Teknologi AI Bantu Perusahaan Asuransi Ukur Premi & Uang Pertanggungan

ANTARA FOTO/REUTERS/Aly Song/nz/cf
Ilustrasi, warga memakai masker pelindung menyusul penyebaran penyakit virus korona (COVID9-19) terlihat di dekat sebuah robot di lokasi World Artificial Intelligence Conference (WAIC) di Shanghai, Tiongkok, Kamis (9/7/2020).
12/8/2020, 14.56 WIB

Startup insurtech Qoala dan perusahaan di bidang software as a services (SaaS) Kata.ai mengungkapkan potensi kecerdasan buatan (artificial intelligence/AI) dalam mendukung industri asuransi Indonesia. Salah satunya, untuk mengukur premi dan uang pertanggungan.

VP Marketing Qoala Cliff Sutantijo mengatakan, perusahaan asuransi di banyak negara lebih dulu mengadosi AI. Ia mencontohkan, kecerdasan buatan disematkan pada teknologi pengenalan wajah (facial recognition) untuk mengetahui level merokok seseorang.

“Semakin tinggi level kebiasaan merokoknya, premi asuransi kesehatannya semakin besar,” kata Cliff saat mengikuti diskusi bertajuk ‘Help Conversations Turned Into Conversions’ dikutip dari siaran pers, kemarin (11/8).

Premi adalah sejumlah uang yang harus dibayarkan oleh nasabah pada waktu tertentu berdasarkan polis asuransi. Sedangkan uang pertanggungan ialah uang yang harus dibayarkan oleh perusahaan asuransi, jika pemegang polis mengajukan klaim atas risiko yang dijamin.

Qoala pun sudah mengaplikasikan teknologi AI untuk proses klaim asuransi ponsel pintar (smartphone). Apabila ponsel rusak, pelanggan bisa mengirimkan video kondisi gawai. Selanjutnya, sistem berbasis AI akan membaca video.

Cliff mengklaim, AI mampu mengeluarkan hasil analisis apakah smartphone rusak dan layak diklaim hanya dalam hitungan menit.

Sejalan dengan fungsi tersebut, Qoala mendukung pengembangan AI di Tanah Air. “Khusus untuk insurtech, kami berharap AI bisa mengubah persepsi orang bahwa asuransi itu penting untuk melindungi kita dari hal yang tidak diinginkan,” katanya.

Co-founder sekaligus CEO Kata.ai Irzan Raditya menambahkan, AI bisa digunakan untuk meningkatkan pengalaman nasabah dalam bertransaksi layanan asuransi. Namun, teknologi ini bisa diaplikasikan dari hulu ke hilir atau end to end layanan, untuk memberikan nilai tambah kepada konsumen.

“Bisa dari mulai seseorang membeli polis asuransi sampai nanti merasakan benefit dari asuransi itu," kata Irzan.

Kata.ai ikut merumuskan Strategi Nasional Kecerdasan Artifisial (National AI Strategic) yang digagas oleh Kementerian Riset dan Teknologi (Kemenristek). Proyek ini bertujuan membangun sumber daya manusia (SDM) Indonesia di bidang AI yang unggul.

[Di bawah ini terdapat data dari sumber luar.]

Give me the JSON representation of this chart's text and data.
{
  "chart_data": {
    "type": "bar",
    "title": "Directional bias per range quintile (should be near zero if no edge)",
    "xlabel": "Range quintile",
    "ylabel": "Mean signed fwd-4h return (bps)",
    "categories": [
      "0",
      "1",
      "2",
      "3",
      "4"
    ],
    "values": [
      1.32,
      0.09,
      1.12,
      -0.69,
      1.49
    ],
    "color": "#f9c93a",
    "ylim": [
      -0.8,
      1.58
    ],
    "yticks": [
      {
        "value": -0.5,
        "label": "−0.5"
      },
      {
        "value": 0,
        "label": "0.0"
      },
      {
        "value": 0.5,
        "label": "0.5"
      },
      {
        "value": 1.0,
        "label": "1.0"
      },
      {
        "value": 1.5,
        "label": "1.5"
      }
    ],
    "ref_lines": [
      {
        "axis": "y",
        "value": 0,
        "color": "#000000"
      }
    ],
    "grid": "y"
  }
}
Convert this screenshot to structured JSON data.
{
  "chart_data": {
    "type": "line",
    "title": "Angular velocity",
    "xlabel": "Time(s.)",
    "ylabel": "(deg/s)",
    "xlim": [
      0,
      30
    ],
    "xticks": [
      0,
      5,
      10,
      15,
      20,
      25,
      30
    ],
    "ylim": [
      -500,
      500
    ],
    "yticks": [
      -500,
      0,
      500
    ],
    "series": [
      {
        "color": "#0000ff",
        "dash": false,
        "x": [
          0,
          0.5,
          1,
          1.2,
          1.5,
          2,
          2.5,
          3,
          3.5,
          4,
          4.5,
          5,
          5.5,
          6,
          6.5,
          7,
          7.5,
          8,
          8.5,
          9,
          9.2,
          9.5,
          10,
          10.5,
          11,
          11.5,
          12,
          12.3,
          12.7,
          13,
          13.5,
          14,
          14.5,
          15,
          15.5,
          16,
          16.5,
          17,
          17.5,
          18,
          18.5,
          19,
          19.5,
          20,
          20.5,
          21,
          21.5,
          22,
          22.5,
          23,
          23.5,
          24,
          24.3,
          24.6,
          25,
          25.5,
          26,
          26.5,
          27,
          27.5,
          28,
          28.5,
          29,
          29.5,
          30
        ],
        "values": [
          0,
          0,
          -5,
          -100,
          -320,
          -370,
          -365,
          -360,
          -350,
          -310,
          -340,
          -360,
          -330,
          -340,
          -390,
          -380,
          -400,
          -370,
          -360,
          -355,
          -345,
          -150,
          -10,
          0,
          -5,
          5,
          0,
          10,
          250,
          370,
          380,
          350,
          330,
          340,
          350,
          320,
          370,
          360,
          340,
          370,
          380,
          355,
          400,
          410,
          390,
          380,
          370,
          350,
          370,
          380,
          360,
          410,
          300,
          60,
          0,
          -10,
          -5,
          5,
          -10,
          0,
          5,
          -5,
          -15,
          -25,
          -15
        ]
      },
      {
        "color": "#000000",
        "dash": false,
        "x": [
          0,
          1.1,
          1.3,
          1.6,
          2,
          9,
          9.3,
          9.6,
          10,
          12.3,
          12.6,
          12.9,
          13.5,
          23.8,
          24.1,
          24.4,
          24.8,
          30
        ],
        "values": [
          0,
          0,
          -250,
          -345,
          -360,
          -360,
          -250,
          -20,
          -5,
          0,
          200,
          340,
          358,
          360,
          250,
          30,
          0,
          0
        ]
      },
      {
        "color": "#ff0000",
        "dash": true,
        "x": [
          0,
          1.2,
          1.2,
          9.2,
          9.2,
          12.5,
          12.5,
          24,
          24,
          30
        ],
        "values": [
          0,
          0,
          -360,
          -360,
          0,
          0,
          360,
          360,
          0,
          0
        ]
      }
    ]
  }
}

Irzan menilai, Indonesia harus berfokus mengaplikasikan AI pada masing-masing sektor industri untuk mendukung strategi nasional tersebut. Langkah ini dinilai bisa meningkatkan daya saing Indonesia dalam menyelesaikan berbagai masalah di setiap sektor, termasuk asuransi.

Sebelumnya, Menristek Bambang Brodjonegoro mengatakan, Strategi Nasional Kecerdasan Artifisial akan berfokus pada peningkatan kualitas layanan publik dan upaya-upaya strategis lainnya yang berdampak pada masyarakat luas. Strategi ini diharapkan menjadi panduan bagi pemerintah dalam menerapkan AI.

Dalam penerapannya, kementerian menggandeng berbagai pihak, termasuk Huawei. "Huawei diharapkan bisa berkontribusi melalui teknologi serta kepakarannya di bidang AI, komputasi awan (cloud), dan 5G," kata Bambang, pada April lalu (29/4). 

Kemenristek juga melibatkan para unicorn dan startup dalam negeri seperti Tokopedia dan Bukalapak dalam mengkaji strategi ini.